Until everyone started wearing masks.



I met my best friend Paul when we were both six years old, on the first day of Grade 1 at Gilmore Elementary School. I didn’t see Paul very often while I lived in Utah during my teens. But after graduating from law school and moving to Seattle, I began getting my Vancouver fix more regularly. Whenever I visited my parents in Bellingham, I tried to add a trip across the border. I’d hang out with Paul or my other pre-chorus Canadian friends. And I’d make my regular pilgrimage to Vancouver’s heroic LGBT bookstore “Little Sisters,” or the pub Numbers (surprisingly still open thirty years later), Wreck Beach, and similar gay shrines.

When we were in our mid-twenties, Paul lived in the suburbs. One spring weekend I made a quick trip to Vancouver’s West End. I hadn’t told Paul I planned to be in town. So I was startled when I ran into him in the middle of Davie Street. On my way out of Little Sisters. 

I was mortified. My immediate reaction was alarm that Paul must have figured out from my location that I was gay. (That’s how the closet works, folks, messing with your mind.) Fortunately, Paul didn’t say anything. And obviously I didn’t leap to any new assumptions about him.

A few weeks later, we were talking on the phone in preparation for another excursion to Vancouver. Paul casually mentioned that he’d seen me from a distance in Seattle the week before – in Volunteer Park at the annual Seattle Pride Festival. 

Yes, I’m that clueless. Apparently I’m some kind of oblivious gay magnet. Or contagion.

Or maybe I was just particularly likely to cling to outdated mental paradigms. Even in the face of the most obvious clues.


“Clueless” is a contronym.

Contronyms are words that, depending on context, can have two opposite or contradictory meanings. True contronyms represent an exercise in dynamic tension:  a word with two perfectly balanced definitions, neither of which can claim the sole title of being the primary impression our brain associates with the word.

My favorite contronym is cleave. This old-fashioned word evokes vivid but conflicting biblical imagery. After creating Eve, God tells Adam “Therefore shall a man leave his father and his mother, and shall cleave unto his wife: and they shall be one flesh.” Conversely, later in the Old Testament, Jehovah demonstrates Zeus- or Thor-calibre smiting abilities, cleaving various bad folks in twain. 

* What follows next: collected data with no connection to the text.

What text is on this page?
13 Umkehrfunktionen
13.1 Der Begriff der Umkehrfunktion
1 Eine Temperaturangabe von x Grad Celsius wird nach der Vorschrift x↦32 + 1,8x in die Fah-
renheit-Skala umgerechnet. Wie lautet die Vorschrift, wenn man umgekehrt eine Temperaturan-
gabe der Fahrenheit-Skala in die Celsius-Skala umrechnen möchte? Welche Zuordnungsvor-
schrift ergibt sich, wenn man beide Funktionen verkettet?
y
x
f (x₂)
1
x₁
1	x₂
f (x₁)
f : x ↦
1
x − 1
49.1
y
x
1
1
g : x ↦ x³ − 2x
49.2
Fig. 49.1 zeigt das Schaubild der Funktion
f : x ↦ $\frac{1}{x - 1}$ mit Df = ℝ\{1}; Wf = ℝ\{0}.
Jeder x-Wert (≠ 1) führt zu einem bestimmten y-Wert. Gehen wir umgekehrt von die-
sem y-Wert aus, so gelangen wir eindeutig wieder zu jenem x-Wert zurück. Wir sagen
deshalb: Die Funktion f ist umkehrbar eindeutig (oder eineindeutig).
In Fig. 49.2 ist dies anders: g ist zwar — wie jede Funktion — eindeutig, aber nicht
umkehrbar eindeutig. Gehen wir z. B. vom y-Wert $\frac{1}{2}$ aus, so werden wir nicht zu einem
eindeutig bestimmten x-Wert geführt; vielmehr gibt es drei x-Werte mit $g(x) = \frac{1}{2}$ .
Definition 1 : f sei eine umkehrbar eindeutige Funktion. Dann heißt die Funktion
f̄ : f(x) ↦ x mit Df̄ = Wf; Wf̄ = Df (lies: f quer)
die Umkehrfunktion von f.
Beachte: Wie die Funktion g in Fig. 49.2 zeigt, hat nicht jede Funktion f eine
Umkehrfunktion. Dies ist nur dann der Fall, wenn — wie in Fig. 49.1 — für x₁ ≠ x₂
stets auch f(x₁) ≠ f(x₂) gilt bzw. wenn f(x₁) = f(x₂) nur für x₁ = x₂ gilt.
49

As I recently wrote in “The Futon,” because I come from a long line of avoiders, I didn’t have the official “coming out” talk with my parents until I was 30 – even though I’d been living with my first boyfriend for a year. My father later told me he’d known I was gay ever since I was a child. But my mother was taken by surprise. Her brain wasn’t prepared to reach the right conclusion, just like my own.

The most “clueless people actually are in possession of numerous clues. They just can’t see clearly enough to make the obvious connections.